Das Ebola-Virus löst hämorrhagisches Fieber aus, das in vielen Fällen zum Tod führen kann. Medikamente dagegen gibt es nicht, doch steigert eine frühzeitige Behandlung die Überlebenschancen. Von Mensch zu Mensch überträgt sich das Virus durch Körperflüssigkeiten. Die Hilfsorganisation Ärzte ohne Grenzen geht davon aus, dass bald weitere Länder betroffen sein könnten, wenn sich die Lage nicht rasch verbessert.

Derzeit sei zwar das Risiko einer Einschleppung des Virus nach Europa gering, sagte die französische Gesundheitsministerin Marisol Touraine der Zeitung "Le Parisien". "Dennoch ist äußerste Wachsamkeit geboten."

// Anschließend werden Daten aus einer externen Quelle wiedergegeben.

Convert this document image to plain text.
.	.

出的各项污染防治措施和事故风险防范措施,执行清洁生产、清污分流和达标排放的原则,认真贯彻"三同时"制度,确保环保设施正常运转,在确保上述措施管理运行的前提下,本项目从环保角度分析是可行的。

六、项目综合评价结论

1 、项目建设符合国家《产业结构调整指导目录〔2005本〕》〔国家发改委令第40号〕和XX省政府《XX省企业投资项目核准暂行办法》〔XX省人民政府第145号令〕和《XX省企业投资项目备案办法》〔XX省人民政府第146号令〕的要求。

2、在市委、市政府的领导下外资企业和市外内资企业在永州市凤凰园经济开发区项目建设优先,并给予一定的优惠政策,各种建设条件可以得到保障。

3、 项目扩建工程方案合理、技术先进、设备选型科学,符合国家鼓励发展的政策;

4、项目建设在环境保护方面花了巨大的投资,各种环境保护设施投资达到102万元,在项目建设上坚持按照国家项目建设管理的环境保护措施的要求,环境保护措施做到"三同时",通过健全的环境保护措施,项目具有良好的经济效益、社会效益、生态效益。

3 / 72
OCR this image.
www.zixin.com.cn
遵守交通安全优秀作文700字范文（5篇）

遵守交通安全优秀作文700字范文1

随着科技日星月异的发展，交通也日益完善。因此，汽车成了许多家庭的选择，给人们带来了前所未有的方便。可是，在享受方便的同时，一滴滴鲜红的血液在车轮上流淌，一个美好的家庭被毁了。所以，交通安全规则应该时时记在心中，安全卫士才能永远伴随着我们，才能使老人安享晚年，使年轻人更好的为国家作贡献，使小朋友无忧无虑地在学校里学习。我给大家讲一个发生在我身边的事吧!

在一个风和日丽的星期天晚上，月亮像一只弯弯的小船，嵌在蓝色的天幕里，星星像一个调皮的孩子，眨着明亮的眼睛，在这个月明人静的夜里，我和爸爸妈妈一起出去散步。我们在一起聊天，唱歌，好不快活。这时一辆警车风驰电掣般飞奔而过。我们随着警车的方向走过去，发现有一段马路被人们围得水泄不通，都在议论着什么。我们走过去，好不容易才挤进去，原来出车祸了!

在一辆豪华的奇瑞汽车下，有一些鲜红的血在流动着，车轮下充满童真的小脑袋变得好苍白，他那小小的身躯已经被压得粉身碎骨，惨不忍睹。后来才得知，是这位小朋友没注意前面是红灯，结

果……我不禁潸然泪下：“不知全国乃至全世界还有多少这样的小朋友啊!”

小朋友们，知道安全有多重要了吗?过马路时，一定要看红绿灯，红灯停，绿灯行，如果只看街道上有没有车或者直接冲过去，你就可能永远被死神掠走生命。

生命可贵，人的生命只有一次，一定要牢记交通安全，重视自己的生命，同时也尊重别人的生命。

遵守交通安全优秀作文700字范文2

Die britischen Behörden riefen Kontrolleure an Flughäfen und Grenzen auf, verstärkt auf Reisende mit verdächtigen Symptomen zu achten. Verdachtsfälle bei Reisenden wurden dort sowie in Spanien und Hongkong bei Tests aber nicht bestätigt.

Das deutsche Robert-Koch-Institut und das europäische Seuchenzentrum ECDC stufen die Gefahr einer Ebola-Infektion bei Reisen zwar als sehr gering ein. Das Auswärtige Amt rät seit Donnerstag aber vorerst von nicht notwendigen Reisen nach Guinea, Liberia und Sierra Leone ab.